A straight cylindrical magnetic flux tube with uniform axial magnetic field, B_{z} = B_{0}, is embedded into a perfectly conducting fluid.
a) The tube is twisted around its axis by a twist angle \phi(z) as shown in Figure 4.1. What is the deformed magnetic field?
b) After such, the tube undergoes uniform radial expansion from r → 2r. Derive the resulting magnetic field.

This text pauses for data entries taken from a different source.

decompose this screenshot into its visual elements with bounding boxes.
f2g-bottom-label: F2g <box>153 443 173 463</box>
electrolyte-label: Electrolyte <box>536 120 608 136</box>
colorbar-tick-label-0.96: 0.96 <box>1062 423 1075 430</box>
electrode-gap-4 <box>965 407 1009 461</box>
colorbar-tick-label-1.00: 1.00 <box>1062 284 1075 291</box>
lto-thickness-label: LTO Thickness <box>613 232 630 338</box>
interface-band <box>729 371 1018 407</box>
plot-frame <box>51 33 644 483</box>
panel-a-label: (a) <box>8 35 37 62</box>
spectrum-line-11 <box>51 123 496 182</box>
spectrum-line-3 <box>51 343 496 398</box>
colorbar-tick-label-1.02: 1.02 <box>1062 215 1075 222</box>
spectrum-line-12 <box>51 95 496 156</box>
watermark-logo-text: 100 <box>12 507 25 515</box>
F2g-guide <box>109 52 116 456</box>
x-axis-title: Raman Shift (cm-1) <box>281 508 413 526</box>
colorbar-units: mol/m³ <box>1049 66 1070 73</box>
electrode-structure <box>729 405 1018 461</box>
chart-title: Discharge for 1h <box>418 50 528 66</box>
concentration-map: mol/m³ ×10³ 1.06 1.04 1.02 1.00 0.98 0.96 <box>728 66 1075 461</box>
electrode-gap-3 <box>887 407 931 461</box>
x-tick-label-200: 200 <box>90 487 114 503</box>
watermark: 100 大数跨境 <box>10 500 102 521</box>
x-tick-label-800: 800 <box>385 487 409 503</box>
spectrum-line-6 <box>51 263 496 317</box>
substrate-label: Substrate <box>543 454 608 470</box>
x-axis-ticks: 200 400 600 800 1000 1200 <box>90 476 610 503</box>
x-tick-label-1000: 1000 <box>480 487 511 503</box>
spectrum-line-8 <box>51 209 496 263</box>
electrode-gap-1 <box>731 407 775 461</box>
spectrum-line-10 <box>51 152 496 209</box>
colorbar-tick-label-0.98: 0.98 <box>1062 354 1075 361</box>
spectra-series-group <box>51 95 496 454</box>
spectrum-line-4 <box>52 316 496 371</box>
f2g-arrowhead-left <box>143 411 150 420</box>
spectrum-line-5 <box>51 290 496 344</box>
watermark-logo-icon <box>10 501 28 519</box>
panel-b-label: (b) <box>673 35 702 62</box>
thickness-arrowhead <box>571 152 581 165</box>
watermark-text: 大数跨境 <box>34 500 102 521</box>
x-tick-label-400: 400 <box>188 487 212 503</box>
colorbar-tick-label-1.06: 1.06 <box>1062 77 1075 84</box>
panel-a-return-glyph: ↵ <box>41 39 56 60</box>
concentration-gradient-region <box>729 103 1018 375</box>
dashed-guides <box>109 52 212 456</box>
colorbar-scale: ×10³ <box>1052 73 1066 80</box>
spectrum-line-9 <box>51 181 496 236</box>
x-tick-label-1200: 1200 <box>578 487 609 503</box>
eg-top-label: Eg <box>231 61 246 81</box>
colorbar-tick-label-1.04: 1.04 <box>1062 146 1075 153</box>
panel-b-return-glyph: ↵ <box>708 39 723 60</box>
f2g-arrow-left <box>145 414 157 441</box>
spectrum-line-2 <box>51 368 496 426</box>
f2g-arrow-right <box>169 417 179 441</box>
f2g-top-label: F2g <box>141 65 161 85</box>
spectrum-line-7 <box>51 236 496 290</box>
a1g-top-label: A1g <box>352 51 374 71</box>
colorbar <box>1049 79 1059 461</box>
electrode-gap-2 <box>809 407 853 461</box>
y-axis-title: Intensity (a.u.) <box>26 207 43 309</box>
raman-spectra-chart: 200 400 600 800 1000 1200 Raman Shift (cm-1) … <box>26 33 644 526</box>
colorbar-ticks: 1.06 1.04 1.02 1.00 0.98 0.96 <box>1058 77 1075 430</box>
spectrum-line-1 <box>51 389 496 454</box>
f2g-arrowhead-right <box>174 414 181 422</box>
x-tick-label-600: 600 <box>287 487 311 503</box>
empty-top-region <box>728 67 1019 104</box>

a) Consider two neighboring fluid particles, A and B, that are initially separated by a distance dz along the field (see Figure 4.1). By using cylindrical coordinates (r, θ, z), their separation before and after the twisting deformation is
δ\vec{l}^{(0)} = (0, 0, dz); δ\vec{l}^{(a)} = (0, r_{0} \frac{d\phi}{dz} dz, dz)
Since such a deformation is incompressible, it follows from Equation (4.4) that
B_{i} = \frac{ρ}{ρ_{0}} B^{(0)}_{k} \frac{δl_{i}}{δl_{k}^{(0)}} , (4.4)
B^{(a)}_{z} = B_{0} \frac{δl^{(a)}_{z}}{δl^{(0)}_{z}} = B_{0}; B^{(a)}_{θ} = B_{0} \frac{δl^{(a)}_{θ}}{δl^{(0)}_{z}}= B_{0} r_{0} \frac{d\phi}{dz}
b) Radial expansion from r → 2r leads to the separation vector δ\vec{l}^{(b)} = (0, 2r_{0} \frac{d\phi}{dz} dz, dz) and a density reduction ρ = ρ_{0}/4. Therefore, by applying the transformation rule (4.4) once again, one gets:
B^{(b)}_{z} = \frac{B_{0}}{4}; B^{(b)}_{θ} = \frac{B^{(a)}_{θ}}{4} \frac{δl^{(b)}_{θ}}{δl^{(a)}_{θ}} = \frac{B_{0}}{2} r_{0} \frac{d\phi}{dz} = \frac{B_{0}}{4} r \frac{d\phi}{dz}